Contudo, a diferença feminina vai além dos cromossomos e gametas. Muito além, também, da diferenciação comportamental motivada por hormônios. Há um quê elementar que se pode chamar de feminilidade. Talvez, essa seja a principal dificuldade para definir o que seria uma mulher. Trata-se de algo que pode existir indiferentemente da cultura, classe social ou do vínculo temporal dessa pessoa. Em outras palavras, desde que existem mulheres, em qualquer época da história, elas possuem esse determinado fator que também as caracteriza como mulheres.
Recapitulando, mulheres são seres humanos que possuem cromossomos XY, que têm, assim como os homens, a imagem e semelhança de Deus nelas, mas que apontam aspectos da divindade diferentes dos que o homem apresenta, tendo sido feitas para fazer parte da comunidade humana, possuindo em si a feminilidade,[1] ainda que esta venha a ser suprimida pela cultura, problemas físicos ou pelo pecado.

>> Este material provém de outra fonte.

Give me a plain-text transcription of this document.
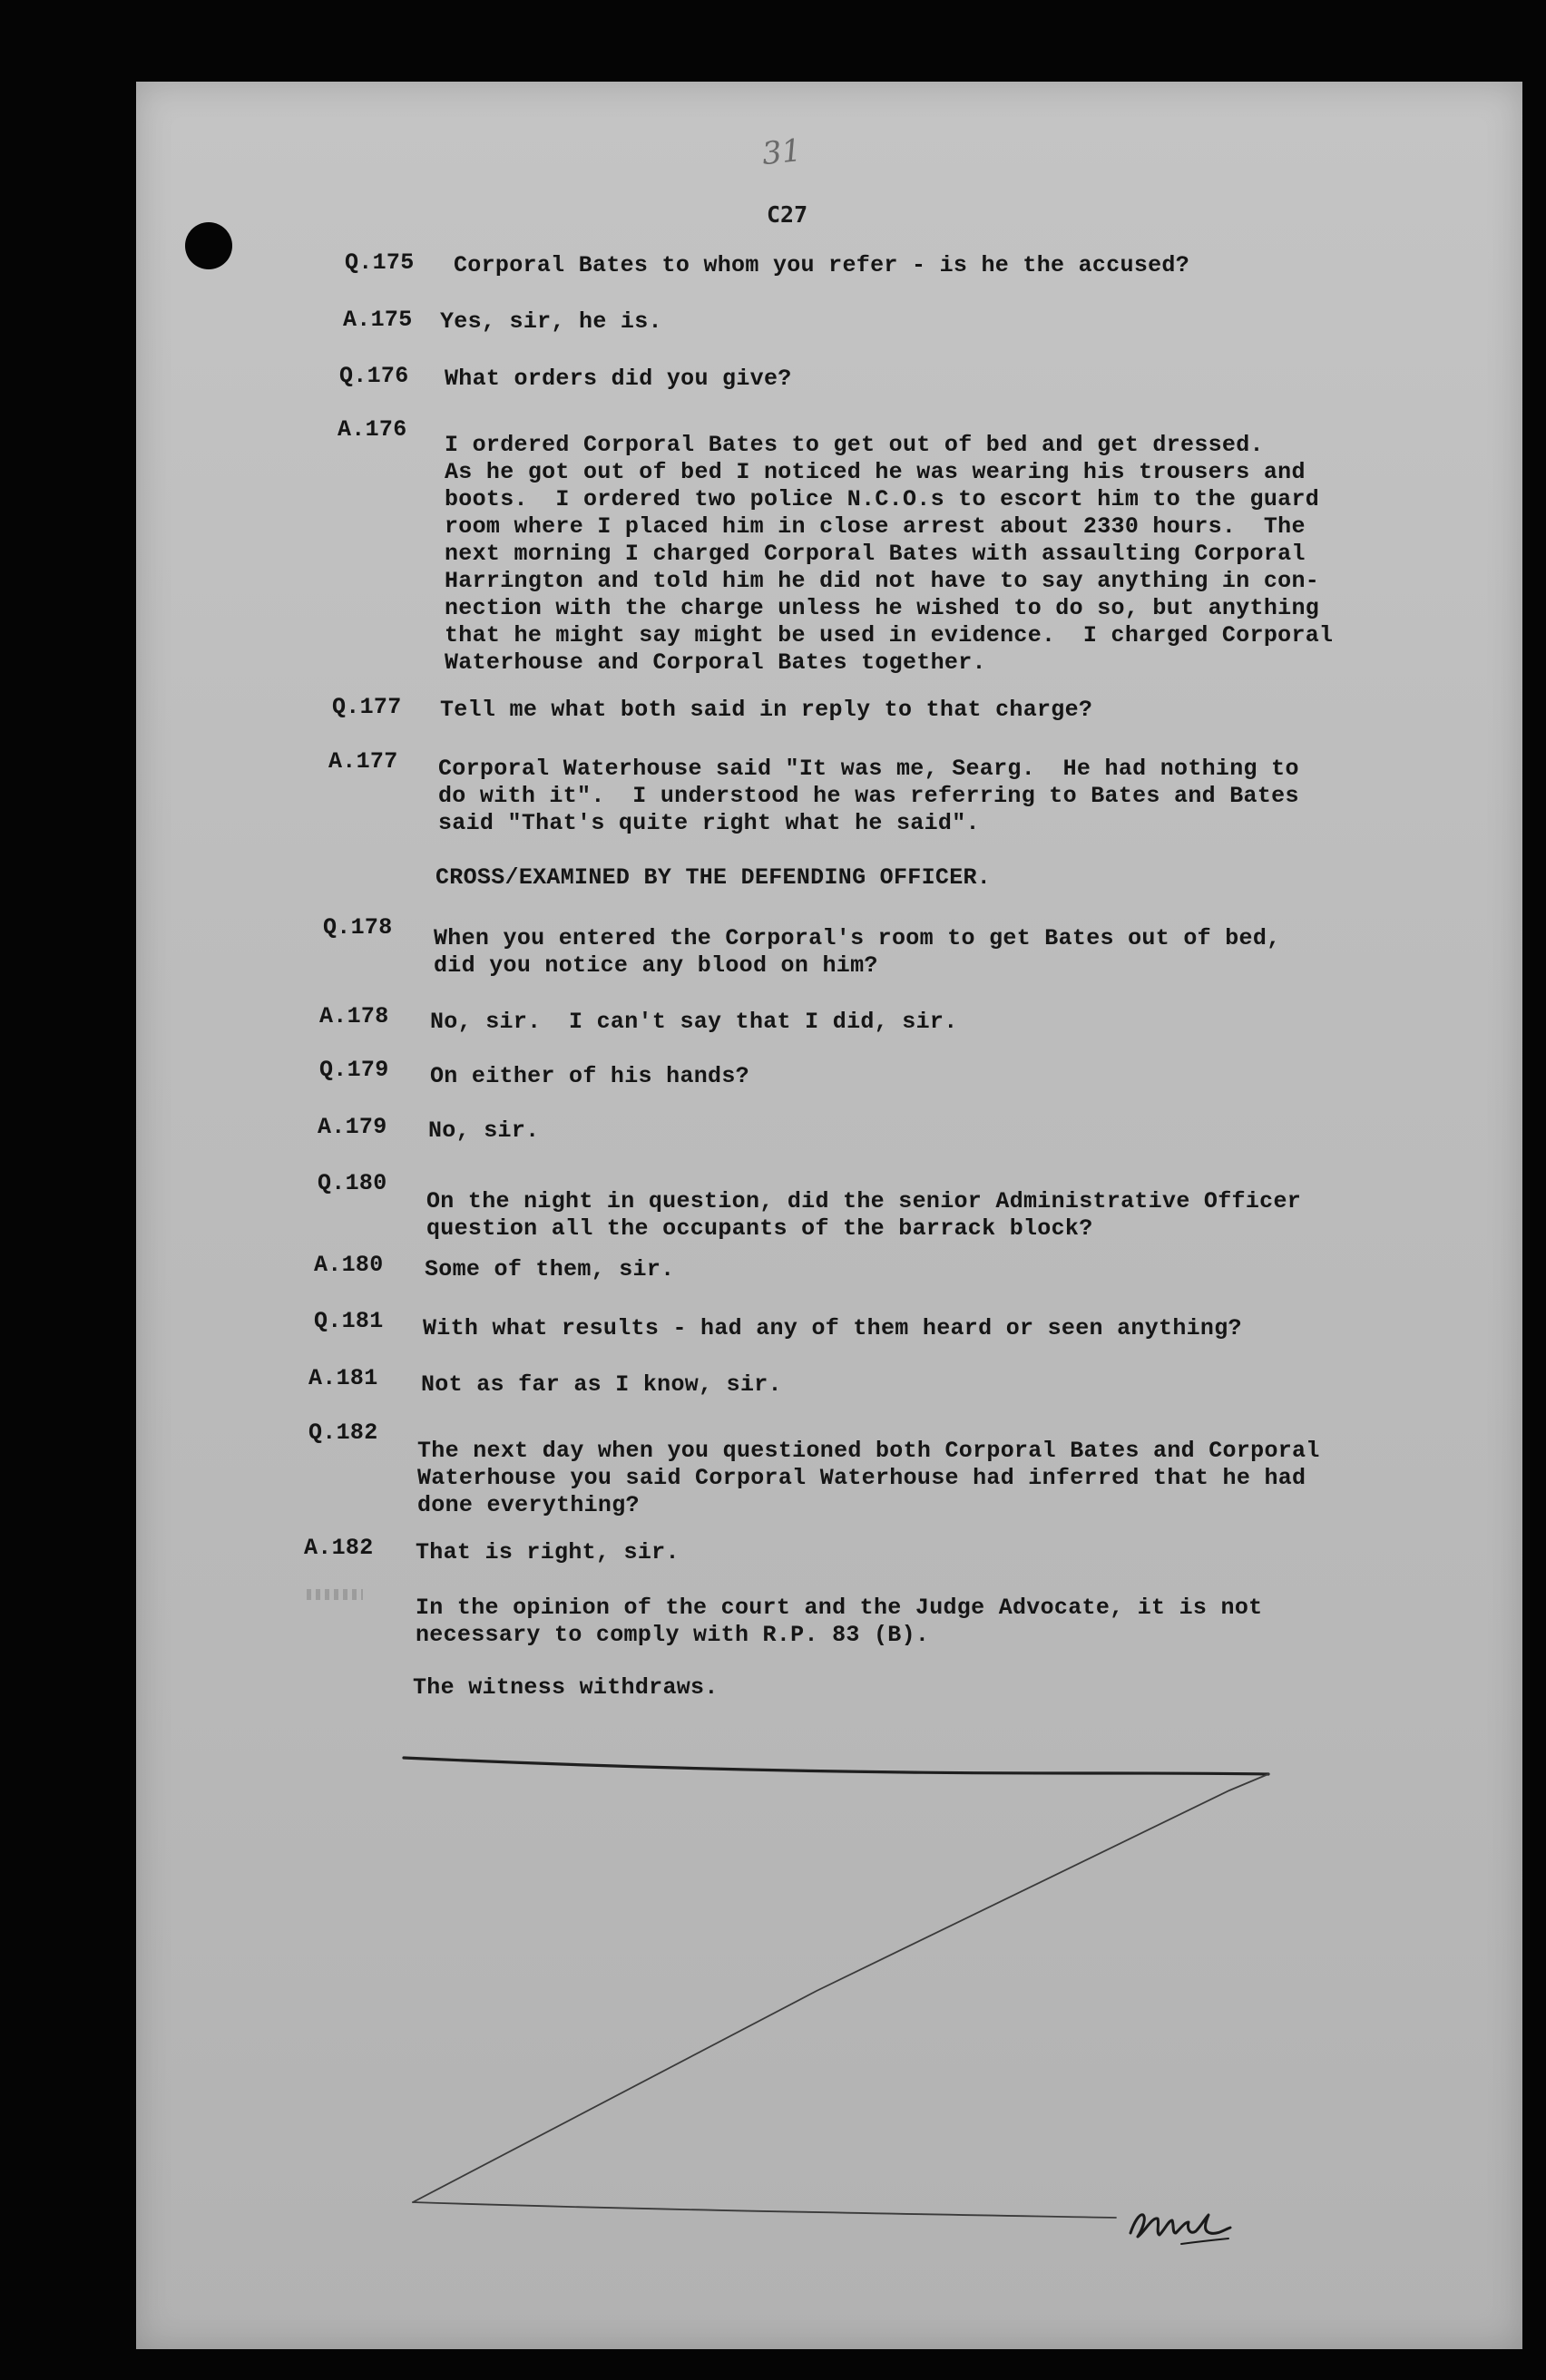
31
C27
Q.175 Corporal Bates to whom you refer - is he the accused?
A.175 Yes, sir, he is.
Q.176 What orders did you give?
A.176
I ordered Corporal Bates to get out of bed and get dressed.
As he got out of bed I noticed he was wearing his trousers and
boots.  I ordered two police N.C.O.s to escort him to the guard
room where I placed him in close arrest about 2330 hours.  The
next morning I charged Corporal Bates with assaulting Corporal
Harrington and told him he did not have to say anything in con-
nection with the charge unless he wished to do so, but anything
that he might say might be used in evidence.  I charged Corporal
Waterhouse and Corporal Bates together.
Q.177 Tell me what both said in reply to that charge?
A.177 Corporal Waterhouse said "It was me, Searg.  He had nothing to
do with it".  I understood he was referring to Bates and Bates
said "That's quite right what he said".
CROSS/EXAMINED BY THE DEFENDING OFFICER.
Q.178 When you entered the Corporal's room to get Bates out of bed,
did you notice any blood on him?
A.178 No, sir.  I can't say that I did, sir.
Q.179 On either of his hands?
A.179 No, sir.
Q.180
On the night in question, did the senior Administrative Officer
question all the occupants of the barrack block?
A.180 Some of them, sir.
Q.181 With what results - had any of them heard or seen anything?
A.181 Not as far as I know, sir.
Q.182
The next day when you questioned both Corporal Bates and Corporal
Waterhouse you said Corporal Waterhouse had inferred that he had
done everything?
A.182 That is right, sir.
In the opinion of the court and the Judge Advocate, it is not
necessary to comply with R.P. 83 (B).
The witness withdraws.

Porém, essa definição parcial, uma tal feminilidade, poderia ser o espaço da negação da existência da mulher como ser ontológico, sendo um devir, construído na esteira do movimento da civilização humana. Esse materialismo esbarra na frustrante observação da existência da feminilidade desde o surgimento da mulher. Ela sempre foi diferente dos homens, mesmo que certos costumes e características sociais tenham sofrido mudanças com o tempo, ela sempre existiu, não é produto de um devir nem uma síntese. São o que são, são mulheres.
Mesmo com nossa sociedade pós-industrial e cada dia mais pós-cristã, mulheres ainda são mulheres. A despersonalização apontada por Dooyeweerd e o surgimento do homem-massa, aquele que é dirigido pela maioria, vivendo em uma sociedade impessoal, marcada pela impessoalidade das relações, ainda dentro dessa sociedade de homens-massa, a mulher se encontra numa posição diferente daquela dos seus pares masculinos, elas co-existem na multidão dos homens-massa, mas são diferentes como entes, ainda que experimentem a mesma despersonalização e impessoalidade.[2]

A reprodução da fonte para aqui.